Do not try to understand every single command in this file: some are rather specialised and have not been covered in this text. The intention is to provide a few examples to show what can – in principle – be done with Matplotlib. If you need a plot like this, the expectation is that you will need to experiment and possibly learn a bit more about Matplotlib.

15.3.2. Visualising matrix data#

The program below demonstrates how to create a bitmap-plot of the entries of a matrix.

import numpy as np
import matplotlib.pyplot as plt

# Helper function (from https://github.com/matplotlib/matplotlib/blob/master/lib/matplotlib/mlab.py
# as of August 2018)
def bivariate_normal(X, Y, sigmax=1.0, sigmay=1.0,
                     mux=0.0, muy=0.0, sigmaxy=0.0):
    """
    Bivariate Gaussian distribution for equal shape *X*, *Y*.
    See `bivariate normal
    <https://mathworld.wolfram.com/BivariateNormalDistribution.html>`_
    at mathworld.
    """
    Xmu = X - mux
    Ymu = Y - muy

    rho = sigmaxy / (sigmax*sigmay)
    z = Xmu**2 / sigmax**2 + Ymu**2 / sigmay**2 - 2*rho*Xmu*Ymu/(sigmax*sigmay)
    denom = 2*np.pi*sigmax*sigmay*np.sqrt(1-rho**2)
    return np.exp(-z/(2*(1-rho**2))) / denom

# create matrix Z that contains some interesting data
delta = 0.1
x = y = np.arange(-3.0, 3.0, delta)
X, Y = np.meshgrid(x, y)
Z = bivariate_normal(X, Y, 3.0, 1.0, 0.0, 0.0)

# display the 'raw' matrix data of Z in one set of axis
fig, axes = plt.subplots(ncols=2)
ax0, ax1 = axes
ax0.imshow(Z, interpolation='nearest')
ax0.set_title("no interpolation")

# display the data interpolated in other set of axis
im = ax1.imshow(Z, interpolation='bilinear')
ax1.set_title("with bi-linear interpolation")

fig.suptitle("imshow example")
fig.savefig("pylabimshow.pdf")
_images/4053723ec138ddbc27bcd4e87ad09c235f072edc5bda9c21b84f127e0b3e48a7.svg

To use different colourmaps, we make use of the matplotlib.cm module (where cm stands for Colour Map).
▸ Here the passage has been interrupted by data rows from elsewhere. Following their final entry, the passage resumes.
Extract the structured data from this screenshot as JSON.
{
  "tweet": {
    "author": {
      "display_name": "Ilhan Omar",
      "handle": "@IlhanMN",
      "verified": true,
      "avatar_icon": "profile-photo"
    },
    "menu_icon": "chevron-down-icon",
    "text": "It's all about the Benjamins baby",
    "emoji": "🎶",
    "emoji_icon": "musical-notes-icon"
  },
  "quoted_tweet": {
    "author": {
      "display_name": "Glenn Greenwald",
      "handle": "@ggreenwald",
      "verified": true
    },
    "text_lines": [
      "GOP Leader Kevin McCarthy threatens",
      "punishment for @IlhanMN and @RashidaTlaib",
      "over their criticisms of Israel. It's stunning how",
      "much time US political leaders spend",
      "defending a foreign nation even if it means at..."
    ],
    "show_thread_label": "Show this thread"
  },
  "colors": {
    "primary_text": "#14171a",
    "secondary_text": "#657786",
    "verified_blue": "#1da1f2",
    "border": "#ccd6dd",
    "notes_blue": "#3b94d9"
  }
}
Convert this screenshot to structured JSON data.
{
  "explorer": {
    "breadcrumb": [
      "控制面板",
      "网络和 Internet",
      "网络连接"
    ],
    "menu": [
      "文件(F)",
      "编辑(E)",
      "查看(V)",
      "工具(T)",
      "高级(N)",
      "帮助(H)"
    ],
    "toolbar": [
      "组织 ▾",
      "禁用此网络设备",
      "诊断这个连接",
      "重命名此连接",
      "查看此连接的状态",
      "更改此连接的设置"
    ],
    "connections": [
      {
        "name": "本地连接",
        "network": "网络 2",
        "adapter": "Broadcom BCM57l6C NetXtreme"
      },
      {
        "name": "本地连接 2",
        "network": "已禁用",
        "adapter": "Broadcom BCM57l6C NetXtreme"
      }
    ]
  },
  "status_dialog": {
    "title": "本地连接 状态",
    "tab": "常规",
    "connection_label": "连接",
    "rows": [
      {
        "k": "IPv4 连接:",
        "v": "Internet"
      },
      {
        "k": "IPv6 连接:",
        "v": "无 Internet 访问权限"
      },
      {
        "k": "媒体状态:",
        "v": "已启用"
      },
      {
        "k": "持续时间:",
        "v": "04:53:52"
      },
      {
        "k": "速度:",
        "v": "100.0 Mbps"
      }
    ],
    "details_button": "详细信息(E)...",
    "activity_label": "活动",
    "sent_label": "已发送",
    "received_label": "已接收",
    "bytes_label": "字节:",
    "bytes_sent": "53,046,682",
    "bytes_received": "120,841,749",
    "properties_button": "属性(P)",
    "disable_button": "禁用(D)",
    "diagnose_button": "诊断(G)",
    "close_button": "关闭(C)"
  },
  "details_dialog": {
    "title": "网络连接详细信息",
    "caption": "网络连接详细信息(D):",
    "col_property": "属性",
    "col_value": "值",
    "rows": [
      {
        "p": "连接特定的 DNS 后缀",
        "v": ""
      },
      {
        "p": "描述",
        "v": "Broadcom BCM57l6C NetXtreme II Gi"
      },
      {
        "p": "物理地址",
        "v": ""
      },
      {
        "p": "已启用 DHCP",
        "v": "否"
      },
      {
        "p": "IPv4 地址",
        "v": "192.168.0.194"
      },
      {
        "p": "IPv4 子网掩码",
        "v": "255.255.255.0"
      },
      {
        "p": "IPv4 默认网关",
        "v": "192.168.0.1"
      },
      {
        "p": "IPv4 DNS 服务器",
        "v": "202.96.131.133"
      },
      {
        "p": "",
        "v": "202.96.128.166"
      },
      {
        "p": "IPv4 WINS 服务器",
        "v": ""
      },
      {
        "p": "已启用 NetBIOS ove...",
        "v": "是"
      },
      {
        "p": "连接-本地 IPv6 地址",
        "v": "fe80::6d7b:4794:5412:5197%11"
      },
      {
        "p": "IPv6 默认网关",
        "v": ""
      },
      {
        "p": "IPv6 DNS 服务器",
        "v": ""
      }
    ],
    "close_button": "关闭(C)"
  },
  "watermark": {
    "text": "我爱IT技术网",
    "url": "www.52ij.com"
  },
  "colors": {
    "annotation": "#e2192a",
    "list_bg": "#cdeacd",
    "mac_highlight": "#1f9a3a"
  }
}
The code below demonstrates how we can select colourmaps from the set of already provided maps, and how we can modify them (here by reducing the number of colours in the map). The last example mimics the behaviour of the more sophisticated contour command that also comes with matplotlib.

import numpy as np
import matplotlib.pyplot as plt
import matplotlib.cm as cm        # Colour map submodule

# create matrix Z that contains some data interesting data
delta = 0.025
x = y = np.arange(-3.0, 3.0, delta)
X, Y = np.meshgrid(x, y)
Z = bivariate_normal(X, Y, 3.0, 1.0, 0.0, 0.0)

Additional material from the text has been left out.